Extractable takeaway: HoloLens is important because it presents AR not as a feature inside existing software, but as a new computing layer where interface, content, and context are all anchored to physical space.

What to steal from this launch

The real question is not whether holograms look futuristic. It is whether a new interface model changes behavior in a way people can feel immediately.

That is what this launch gets right. It demonstrates the shift through experience, not just specification. The message is simple: when a technology changes where interaction happens, it also changes how products should be designed.

  • Lead with the interaction shift, not the feature list. Show what changes in the user’s behavior before explaining the underlying technology.
  • Make the benefit visible in context. Demonstrate the experience in a real environment so people immediately understand the practical value.
  • Use the demo as proof, not decoration. The strongest launch moments show the product working in the exact conditions users care about.
  • Explain the stack after the experience lands. Once the audience feels the change, technical details reinforce credibility instead of creating friction.
  • Design for the new interface model. If interaction moves from screens to space, content, UI, and workflows must be rethought for that environment.

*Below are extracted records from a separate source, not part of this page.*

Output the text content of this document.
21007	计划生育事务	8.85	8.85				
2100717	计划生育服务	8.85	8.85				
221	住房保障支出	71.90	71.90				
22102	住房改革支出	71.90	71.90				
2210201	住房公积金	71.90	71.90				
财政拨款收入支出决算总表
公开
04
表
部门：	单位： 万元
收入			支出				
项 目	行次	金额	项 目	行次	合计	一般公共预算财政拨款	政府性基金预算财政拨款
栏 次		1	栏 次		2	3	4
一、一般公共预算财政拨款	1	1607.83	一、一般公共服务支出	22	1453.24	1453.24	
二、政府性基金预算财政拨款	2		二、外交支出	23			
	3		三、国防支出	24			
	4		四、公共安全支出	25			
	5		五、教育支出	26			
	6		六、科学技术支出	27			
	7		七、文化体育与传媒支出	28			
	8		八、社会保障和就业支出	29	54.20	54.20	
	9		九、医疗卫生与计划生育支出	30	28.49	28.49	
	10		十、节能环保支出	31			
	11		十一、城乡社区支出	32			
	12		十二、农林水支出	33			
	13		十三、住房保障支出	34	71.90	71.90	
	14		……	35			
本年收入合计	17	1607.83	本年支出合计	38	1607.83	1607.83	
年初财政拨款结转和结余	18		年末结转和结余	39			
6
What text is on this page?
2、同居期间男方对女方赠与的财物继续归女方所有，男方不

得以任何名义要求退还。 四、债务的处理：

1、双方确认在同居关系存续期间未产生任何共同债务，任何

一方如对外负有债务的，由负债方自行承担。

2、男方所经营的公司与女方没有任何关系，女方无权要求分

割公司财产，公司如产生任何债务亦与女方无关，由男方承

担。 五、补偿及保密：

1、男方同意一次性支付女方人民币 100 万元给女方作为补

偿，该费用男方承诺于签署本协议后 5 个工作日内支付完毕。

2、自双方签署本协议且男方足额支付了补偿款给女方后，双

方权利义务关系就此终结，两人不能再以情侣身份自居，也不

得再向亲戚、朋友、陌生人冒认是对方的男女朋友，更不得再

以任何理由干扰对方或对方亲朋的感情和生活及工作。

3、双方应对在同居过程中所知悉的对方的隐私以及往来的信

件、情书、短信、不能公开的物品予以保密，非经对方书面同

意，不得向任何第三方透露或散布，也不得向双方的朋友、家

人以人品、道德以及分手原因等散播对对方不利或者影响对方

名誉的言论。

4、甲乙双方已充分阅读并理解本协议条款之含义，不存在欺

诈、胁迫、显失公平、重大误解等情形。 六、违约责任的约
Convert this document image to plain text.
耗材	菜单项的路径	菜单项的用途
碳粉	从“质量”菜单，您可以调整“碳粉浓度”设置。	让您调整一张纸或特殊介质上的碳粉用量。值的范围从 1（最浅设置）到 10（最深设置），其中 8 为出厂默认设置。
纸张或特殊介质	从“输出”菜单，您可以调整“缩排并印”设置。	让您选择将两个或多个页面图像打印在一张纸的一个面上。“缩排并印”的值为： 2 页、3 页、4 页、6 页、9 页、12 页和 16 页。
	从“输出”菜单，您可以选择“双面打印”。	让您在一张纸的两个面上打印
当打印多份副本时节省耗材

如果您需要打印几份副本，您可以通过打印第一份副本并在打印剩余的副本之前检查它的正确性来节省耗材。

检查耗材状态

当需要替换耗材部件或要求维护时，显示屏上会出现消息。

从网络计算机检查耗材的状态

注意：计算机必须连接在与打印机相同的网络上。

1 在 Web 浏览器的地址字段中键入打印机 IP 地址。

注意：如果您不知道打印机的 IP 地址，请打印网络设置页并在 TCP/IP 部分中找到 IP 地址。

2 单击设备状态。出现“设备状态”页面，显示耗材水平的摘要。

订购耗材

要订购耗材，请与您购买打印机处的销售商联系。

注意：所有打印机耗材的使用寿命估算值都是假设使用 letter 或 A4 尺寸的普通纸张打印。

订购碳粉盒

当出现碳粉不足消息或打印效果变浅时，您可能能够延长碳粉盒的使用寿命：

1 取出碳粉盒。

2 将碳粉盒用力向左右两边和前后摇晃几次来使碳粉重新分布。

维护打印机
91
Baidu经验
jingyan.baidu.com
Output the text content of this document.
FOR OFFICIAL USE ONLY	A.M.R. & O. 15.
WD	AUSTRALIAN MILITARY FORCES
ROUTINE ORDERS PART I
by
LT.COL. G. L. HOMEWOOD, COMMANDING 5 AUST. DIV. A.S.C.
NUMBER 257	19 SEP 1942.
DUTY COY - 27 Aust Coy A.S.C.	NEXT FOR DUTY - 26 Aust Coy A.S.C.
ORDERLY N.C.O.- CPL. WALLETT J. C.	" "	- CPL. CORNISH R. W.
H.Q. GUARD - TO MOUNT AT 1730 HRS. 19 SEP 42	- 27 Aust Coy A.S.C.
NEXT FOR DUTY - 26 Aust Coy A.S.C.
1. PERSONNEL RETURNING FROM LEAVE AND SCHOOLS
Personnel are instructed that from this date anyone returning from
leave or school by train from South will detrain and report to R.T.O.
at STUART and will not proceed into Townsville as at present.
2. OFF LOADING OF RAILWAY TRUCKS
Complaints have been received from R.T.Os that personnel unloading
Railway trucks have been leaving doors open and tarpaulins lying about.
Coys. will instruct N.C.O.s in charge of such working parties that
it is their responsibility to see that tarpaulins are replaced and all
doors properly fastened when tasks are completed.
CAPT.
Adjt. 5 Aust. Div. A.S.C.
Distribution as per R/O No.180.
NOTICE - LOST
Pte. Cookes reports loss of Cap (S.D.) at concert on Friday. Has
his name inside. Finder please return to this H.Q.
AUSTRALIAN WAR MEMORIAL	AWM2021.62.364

A few fast answers before you act

Is HoloLens virtual reality?

No. It is augmented reality using see-through lenses that overlay holograms onto the real world.

What is the key technical promise?

Untethered, spatially aware holograms powered by sensors, spatial sound, and a dedicated holographic processing unit.

Why is being untethered important?

Untethered hardware makes the experience feel like a real computing device instead of a lab setup, which lowers friction for everyday use and demonstration.

What changes when apps become spatial?

The interface moves off the screen and into physical space, which changes how people place, view, and interact with digital content while moving through the real world.

What makes this feel like a new computing layer?

The shift is not only visual. It combines sensing, sound, and spatial anchoring so digital objects behave as if they belong in the room, not just on a display.